Last week, the Institute of Museum and Library Services announced grant to museums worth nearly $30 million, and several of them have separately been announcing their grants. Today came news that the Dallas Museum of Art received “a National Leadership Grant” of more than $450,000 that will go towards taking its innovative “Museum’s Friends membership program” to the Denver Art Museum, the Los Angeles County Museum of Art, and the Minneapolis Institute of Arts.
Congratulations to Max Anderson, the director of the DMA, and his team there, especially deputy director Rob Stein (pictured), who moved with Anderson from Indianapolis — they really have done something new and, I hope, rewarding to museum-goers. As the Dallas museum explains its program, which is based on free admission to the permanent collection for members:
The free membership is available to anyone who wishes to join, and includes opportunities for increased access to Museum programs and staff through an à la carte rewards system determined by active participation. Since the DMA launched its Friends initiative in January 2013, more than 27,000 visitors have enrolled in the program.
That program was announced (here) in November, 2012 and began last January. Here is a New York Times article on the program from last March.
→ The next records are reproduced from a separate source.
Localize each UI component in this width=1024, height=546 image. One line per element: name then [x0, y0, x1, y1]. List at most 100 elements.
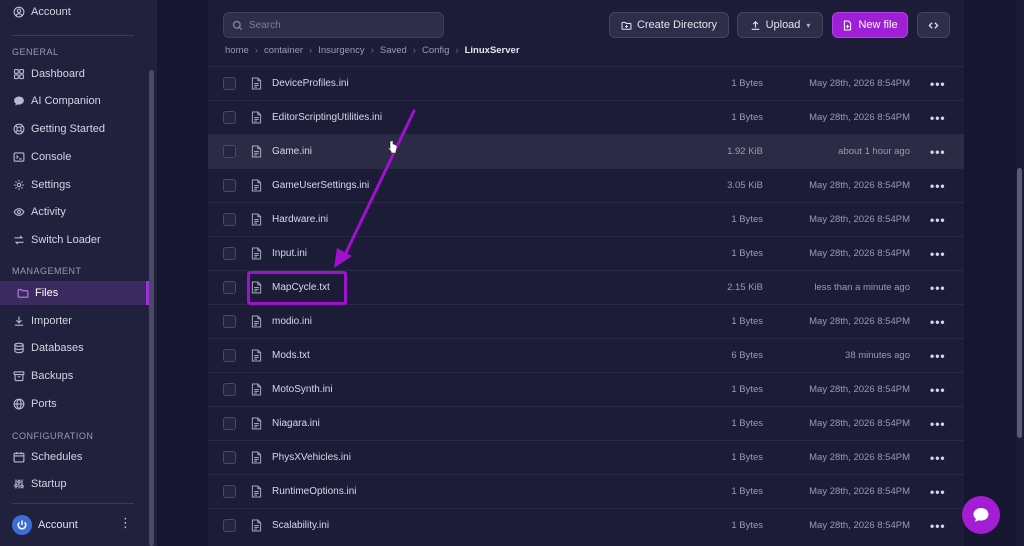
sidebar-account-top[interactable]: Account	[12, 2, 71, 22]
row-checkbox[interactable]	[223, 179, 236, 192]
breadcrumb-container[interactable]: container	[264, 45, 303, 56]
file-row[interactable]: modio.ini 1 Bytes May 28th, 2026 8:54PM •••	[208, 304, 964, 338]
file-name[interactable]: Input.ini	[272, 248, 307, 259]
sidebar-item-files[interactable]: Files	[0, 281, 147, 305]
row-checkbox[interactable]	[223, 383, 236, 396]
file-row[interactable]: GameUserSettings.ini 3.05 KiB May 28th, 20…	[208, 168, 964, 202]
sidebar-item-importer[interactable]: Importer	[12, 311, 72, 331]
file-row[interactable]: Hardware.ini 1 Bytes May 28th, 2026 8:54PM…	[208, 202, 964, 236]
file-name[interactable]: Mods.txt	[272, 350, 310, 361]
row-actions-icon[interactable]: •••	[930, 418, 946, 430]
row-checkbox[interactable]	[223, 281, 236, 294]
account-menu-icon[interactable]: ⋮	[119, 516, 132, 529]
sidebar-item-label: Databases	[31, 342, 84, 354]
support-chat-button[interactable]	[962, 496, 1000, 534]
sidebar-item-console[interactable]: Console	[12, 147, 71, 167]
sidebar-item-activity[interactable]: Activity	[12, 202, 66, 222]
file-name[interactable]: DeviceProfiles.ini	[272, 78, 349, 89]
row-checkbox[interactable]	[223, 417, 236, 430]
sidebar-item-startup[interactable]: Startup	[12, 474, 66, 494]
file-name[interactable]: Niagara.ini	[272, 418, 320, 429]
row-actions-icon[interactable]: •••	[930, 452, 946, 464]
lifebuoy-icon	[12, 123, 25, 136]
power-avatar-icon	[12, 515, 32, 535]
row-actions-icon[interactable]: •••	[930, 214, 946, 226]
row-actions-icon[interactable]: •••	[930, 78, 946, 90]
file-row[interactable]: Game.ini 1.92 KiB about 1 hour ago •••	[208, 134, 964, 168]
file-row[interactable]: Input.ini 1 Bytes May 28th, 2026 8:54PM •••	[208, 236, 964, 270]
row-actions-icon[interactable]: •••	[930, 180, 946, 192]
sidebar-account-bottom[interactable]: Account	[12, 515, 78, 535]
row-checkbox[interactable]	[223, 451, 236, 464]
new-file-button[interactable]: New file	[832, 12, 908, 38]
row-actions-icon[interactable]: •••	[930, 112, 946, 124]
breadcrumb-config[interactable]: Config	[422, 45, 449, 56]
file-icon	[251, 213, 262, 226]
row-actions-icon[interactable]: •••	[930, 248, 946, 260]
sidebar-item-settings[interactable]: Settings	[12, 175, 71, 195]
file-row[interactable]: MotoSynth.ini 1 Bytes May 28th, 2026 8:54P…	[208, 372, 964, 406]
row-checkbox[interactable]	[223, 519, 236, 532]
row-checkbox[interactable]	[223, 77, 236, 90]
sidebar-item-schedules[interactable]: Schedules	[12, 447, 82, 467]
create-directory-button[interactable]: Create Directory	[609, 12, 729, 38]
file-icon	[251, 383, 262, 396]
sidebar-item-databases[interactable]: Databases	[12, 338, 84, 358]
upload-button[interactable]: Upload ▾	[737, 12, 823, 38]
row-checkbox[interactable]	[223, 315, 236, 328]
row-checkbox[interactable]	[223, 349, 236, 362]
file-row[interactable]: EditorScriptingUtilities.ini 1 Bytes May 2…	[208, 100, 964, 134]
file-name[interactable]: modio.ini	[272, 316, 312, 327]
file-name[interactable]: MotoSynth.ini	[272, 384, 333, 395]
row-actions-icon[interactable]: •••	[930, 384, 946, 396]
sidebar-item-dashboard[interactable]: Dashboard	[12, 64, 85, 84]
file-row[interactable]: DeviceProfiles.ini 1 Bytes May 28th, 2026 …	[208, 66, 964, 100]
row-actions-icon[interactable]: •••	[930, 316, 946, 328]
sidebar-item-ai-companion[interactable]: AI Companion	[12, 91, 101, 111]
file-name[interactable]: PhysXVehicles.ini	[272, 452, 351, 463]
sidebar-item-getting-started[interactable]: Getting Started	[12, 119, 105, 139]
row-checkbox[interactable]	[223, 485, 236, 498]
file-modified: May 28th, 2026 8:54PM	[809, 486, 910, 497]
row-actions-icon[interactable]: •••	[930, 350, 946, 362]
sidebar-item-ports[interactable]: Ports	[12, 394, 57, 414]
sidebar-scrollbar[interactable]	[149, 70, 154, 546]
file-row[interactable]: RuntimeOptions.ini 1 Bytes May 28th, 2026 …	[208, 474, 964, 508]
breadcrumb-home[interactable]: home	[225, 45, 249, 56]
sidebar-item-backups[interactable]: Backups	[12, 366, 73, 386]
code-brackets-icon	[928, 21, 939, 29]
file-modified: less than a minute ago	[814, 282, 910, 293]
row-checkbox[interactable]	[223, 111, 236, 124]
code-view-button[interactable]	[917, 12, 950, 38]
row-actions-icon[interactable]: •••	[930, 282, 946, 294]
file-name[interactable]: RuntimeOptions.ini	[272, 486, 356, 497]
search-input[interactable]	[249, 19, 429, 31]
file-row[interactable]: Niagara.ini 1 Bytes May 28th, 2026 8:54PM •…	[208, 406, 964, 440]
row-actions-icon[interactable]: •••	[930, 146, 946, 158]
file-row[interactable]: PhysXVehicles.ini 1 Bytes May 28th, 2026 8…	[208, 440, 964, 474]
file-row[interactable]: Scalability.ini 1 Bytes May 28th, 2026 8:5…	[208, 508, 964, 542]
breadcrumb-saved[interactable]: Saved	[380, 45, 407, 56]
row-actions-icon[interactable]: •••	[930, 486, 946, 498]
sidebar-item-switch-loader[interactable]: Switch Loader	[12, 230, 101, 250]
file-name[interactable]: EditorScriptingUtilities.ini	[272, 112, 382, 123]
file-name[interactable]: GameUserSettings.ini	[272, 180, 369, 191]
row-actions-icon[interactable]: •••	[930, 520, 946, 532]
file-name[interactable]: Scalability.ini	[272, 520, 329, 531]
chevron-down-icon: ▾	[806, 20, 811, 30]
row-checkbox[interactable]	[223, 145, 236, 158]
breadcrumb-separator: ›	[412, 45, 416, 56]
file-row[interactable]: Mods.txt 6 Bytes 38 minutes ago •••	[208, 338, 964, 372]
page-scrollbar[interactable]	[1017, 168, 1022, 438]
file-modified: May 28th, 2026 8:54PM	[809, 112, 910, 123]
search-box[interactable]	[223, 12, 444, 38]
file-size: 6 Bytes	[731, 350, 763, 361]
file-modified: May 28th, 2026 8:54PM	[809, 520, 910, 531]
breadcrumb-insurgency[interactable]: Insurgency	[318, 45, 364, 56]
row-checkbox[interactable]	[223, 213, 236, 226]
file-name[interactable]: Game.ini	[272, 146, 312, 157]
breadcrumb-separator: ›	[309, 45, 313, 56]
file-name[interactable]: Hardware.ini	[272, 214, 328, 225]
row-checkbox[interactable]	[223, 247, 236, 260]
file-size: 1 Bytes	[731, 418, 763, 429]
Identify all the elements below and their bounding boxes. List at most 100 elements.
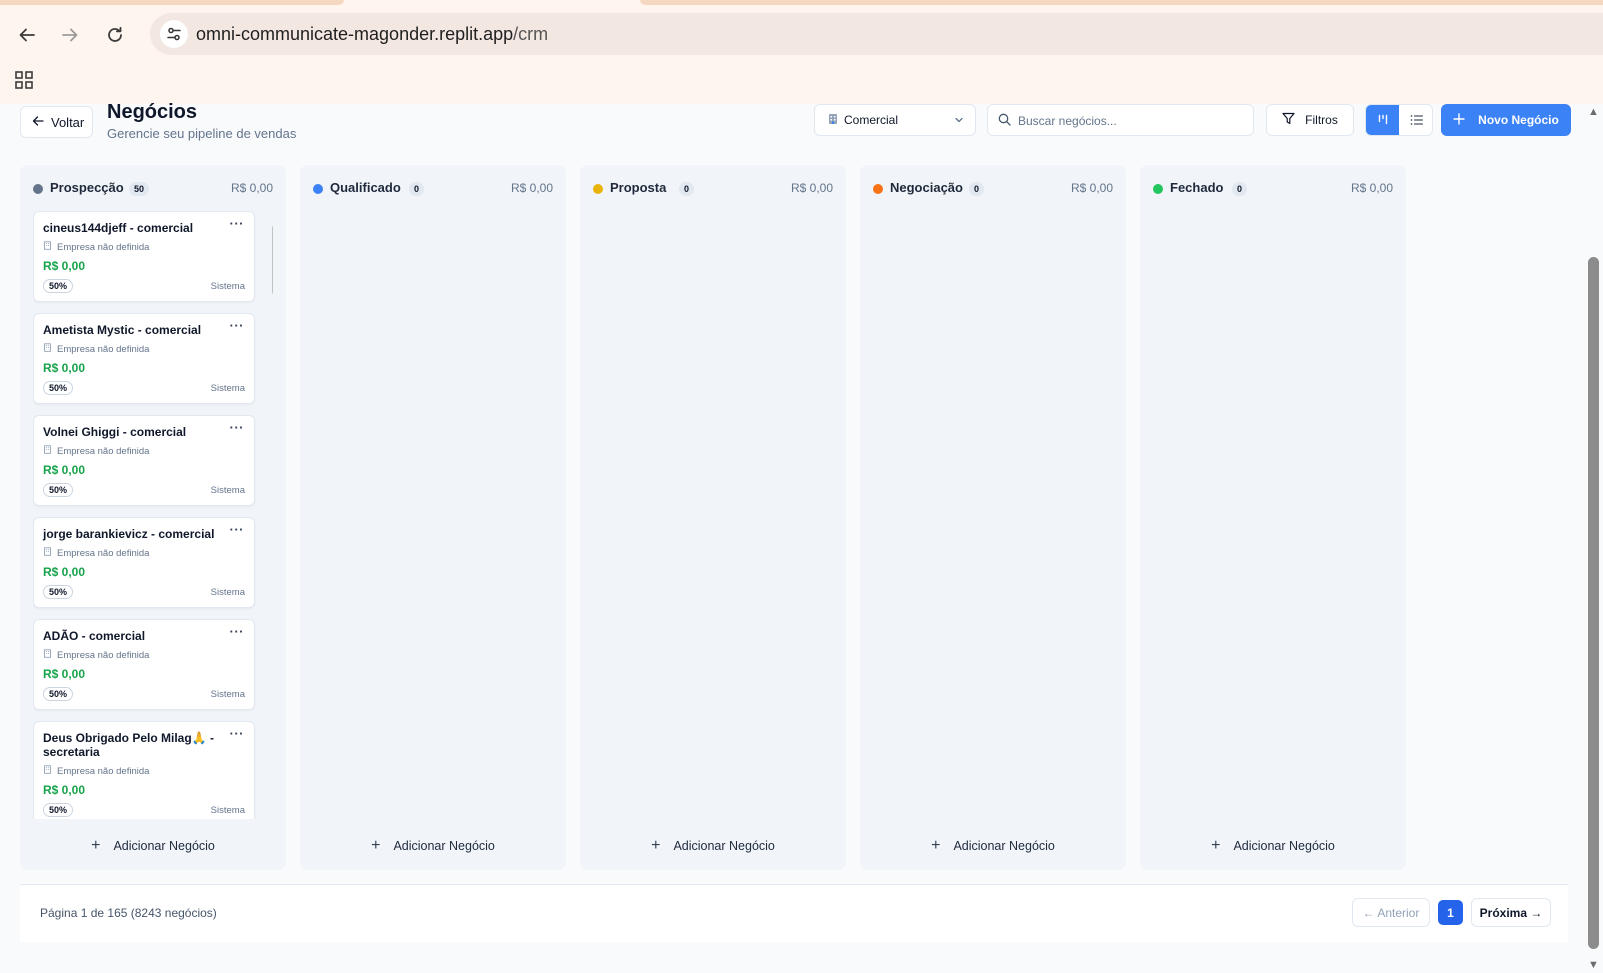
column-header: Negociação 0 R$ 0,00 [873, 179, 1113, 199]
add-deal-button[interactable]: + Adicionar Negócio [20, 836, 286, 856]
column-count-badge: 0 [409, 182, 425, 196]
column-total: R$ 0,00 [230, 181, 273, 195]
building-icon [43, 343, 52, 355]
deal-card[interactable]: jorge barankievicz - comercial ··· Empre… [33, 517, 255, 608]
new-deal-button[interactable]: Novo Negócio [1441, 104, 1571, 136]
url-text[interactable]: omni-communicate-magonder.replit.app/crm [196, 24, 548, 45]
column-total: R$ 0,00 [510, 181, 553, 195]
deal-value: R$ 0,00 [43, 783, 86, 797]
deal-owner: Sistema [210, 805, 245, 816]
more-options-icon[interactable]: ··· [230, 420, 245, 435]
more-options-icon[interactable]: ··· [230, 726, 245, 741]
reload-icon[interactable] [100, 20, 130, 50]
apps-grid-icon[interactable] [14, 70, 34, 90]
column-title: Proposta [610, 180, 667, 195]
more-options-icon[interactable]: ··· [230, 624, 245, 639]
column-qualificado: Qualificado 0 R$ 0,00 + Adicionar Negóci… [300, 165, 566, 870]
deal-card[interactable]: Ametista Mystic - comercial ··· Empresa … [33, 313, 255, 404]
page-title: Negócios [107, 101, 198, 123]
building-icon [43, 241, 52, 253]
deal-value: R$ 0,00 [43, 463, 86, 477]
deal-owner: Sistema [210, 485, 245, 496]
plus-icon: + [1211, 837, 1221, 854]
column-title: Fechado [1170, 180, 1224, 195]
more-options-icon[interactable]: ··· [230, 318, 245, 333]
add-deal-button[interactable]: + Adicionar Negócio [580, 836, 846, 856]
scroll-up-icon[interactable]: ▲ [271, 211, 273, 219]
deal-company: Empresa não definida [43, 241, 149, 253]
deal-card[interactable]: ADÃO - comercial ··· Empresa não definid… [33, 619, 255, 710]
search-box[interactable] [987, 104, 1254, 136]
chevron-down-icon [953, 114, 965, 129]
new-deal-label: Novo Negócio [1478, 113, 1559, 127]
building-icon [43, 445, 52, 457]
browser-tab[interactable] [0, 0, 344, 5]
arrow-left-icon [32, 115, 44, 130]
page-number-button[interactable]: 1 [1438, 900, 1463, 925]
deal-name: jorge barankievicz - comercial [43, 527, 215, 541]
previous-page-button[interactable]: ← Anterior [1352, 898, 1430, 927]
add-deal-button[interactable]: + Adicionar Negócio [860, 836, 1126, 856]
pipeline-select[interactable]: Comercial [814, 104, 976, 136]
building-icon [43, 547, 52, 559]
column-title: Qualificado [330, 180, 401, 195]
deal-owner: Sistema [210, 689, 245, 700]
column-count-badge: 0 [679, 182, 695, 196]
deal-company: Empresa não definida [43, 547, 149, 559]
deal-value: R$ 0,00 [43, 667, 86, 681]
next-page-button[interactable]: Próxima → [1471, 898, 1551, 927]
crm-page: Voltar Negócios Gerencie seu pipeline de… [0, 101, 1580, 973]
scroll-up-icon[interactable]: ▲ [1588, 106, 1599, 118]
list-view-icon[interactable] [1400, 105, 1432, 135]
pagination-info: Página 1 de 165 (8243 negócios) [40, 906, 217, 920]
more-options-icon[interactable]: ··· [230, 522, 245, 537]
column-total: R$ 0,00 [1070, 181, 1113, 195]
deal-company: Empresa não definida [43, 343, 149, 355]
building-icon [43, 649, 52, 661]
building-icon [827, 113, 839, 128]
window-scrollbar-thumb[interactable] [1588, 257, 1599, 949]
filters-button[interactable]: Filtros [1266, 104, 1354, 136]
scroll-down-icon[interactable]: ▼ [1588, 959, 1599, 971]
deal-list-scrollbar[interactable]: ▲ ▼ [270, 211, 273, 819]
deal-name: Volnei Ghiggi - comercial [43, 425, 187, 439]
search-input[interactable] [1018, 111, 1243, 131]
deal-probability-badge: 50% [43, 687, 74, 701]
deal-value: R$ 0,00 [43, 259, 86, 273]
back-arrow-icon[interactable] [12, 20, 42, 50]
column-count-badge: 0 [969, 182, 985, 196]
deal-company: Empresa não definida [43, 445, 149, 457]
deal-card[interactable]: Volnei Ghiggi - comercial ··· Empresa nã… [33, 415, 255, 506]
add-deal-button[interactable]: + Adicionar Negócio [1140, 836, 1406, 856]
deal-owner: Sistema [210, 383, 245, 394]
deal-card[interactable]: Deus Obrigado Pelo Milag🙏 - secretaria ·… [33, 721, 255, 819]
kanban-view-icon[interactable] [1366, 105, 1399, 135]
add-deal-button[interactable]: + Adicionar Negócio [300, 836, 566, 856]
deal-probability-badge: 50% [43, 279, 74, 293]
stage-color-dot [1153, 184, 1163, 194]
deal-company: Empresa não definida [43, 765, 149, 777]
column-header: Prospecção 50 R$ 0,00 [33, 179, 273, 199]
site-settings-icon[interactable] [160, 20, 188, 48]
browser-tab[interactable] [640, 0, 1603, 5]
deal-probability-badge: 50% [43, 381, 74, 395]
back-button[interactable]: Voltar [20, 106, 93, 138]
scroll-down-icon[interactable]: ▼ [271, 811, 273, 819]
deal-probability-badge: 50% [43, 803, 74, 817]
address-bar[interactable]: omni-communicate-magonder.replit.app/crm [150, 13, 1603, 55]
forward-arrow-icon[interactable] [55, 20, 85, 50]
deal-list[interactable]: cineus144djeff - comercial ··· Empresa n… [33, 211, 273, 819]
deal-name: cineus144djeff - comercial [43, 221, 194, 235]
scrollbar-thumb[interactable] [272, 225, 273, 295]
column-proposta: Proposta 0 R$ 0,00 + Adicionar Negócio [580, 165, 846, 870]
column-fechado: Fechado 0 R$ 0,00 + Adicionar Negócio [1140, 165, 1406, 870]
deal-name: Ametista Mystic - comercial [43, 323, 202, 337]
deal-card[interactable]: cineus144djeff - comercial ··· Empresa n… [33, 211, 255, 302]
window-scrollbar[interactable]: ▲ ▼ [1584, 104, 1603, 973]
column-count-badge: 50 [129, 182, 150, 196]
plus-icon: + [371, 837, 381, 854]
more-options-icon[interactable]: ··· [230, 216, 245, 231]
column-total: R$ 0,00 [790, 181, 833, 195]
stage-color-dot [33, 184, 43, 194]
deal-value: R$ 0,00 [43, 565, 86, 579]
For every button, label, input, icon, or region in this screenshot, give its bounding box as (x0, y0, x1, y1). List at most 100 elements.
The program isn’t simple, however, and has to be modified to each museum — DAM, LACMA and MIA all have different economic models and audiences. So, the IMLS grant:
The grant, which will be accomplished in a two-year time period, will support the creation of replicable models of visitor engagement inspired by the DMA’s Friends program in each of the partner museums. After a year of research, the teams will refine and pilot aspects of the program at each partner institution with a goal of determining what activities and tools could work broadly across the museum field. The money will also be used to improve the system for compiling and analyzing data on visitor participation—gleaned from the program—and document critical factors that have an impact on audience engagement at museums. The research, which will be led by Rob Stein, the DMA’s Deputy Director, will establish a dataset that will yield important information on the strengths and weaknesses of museum programming and the degree to which audiences are connecting and engaging with an institution.
I like the DMA program, and I qualified my endorsement of it above for only one reason: it’s new, and early success doesn’t always lead to long-term success. Here, I hope it does.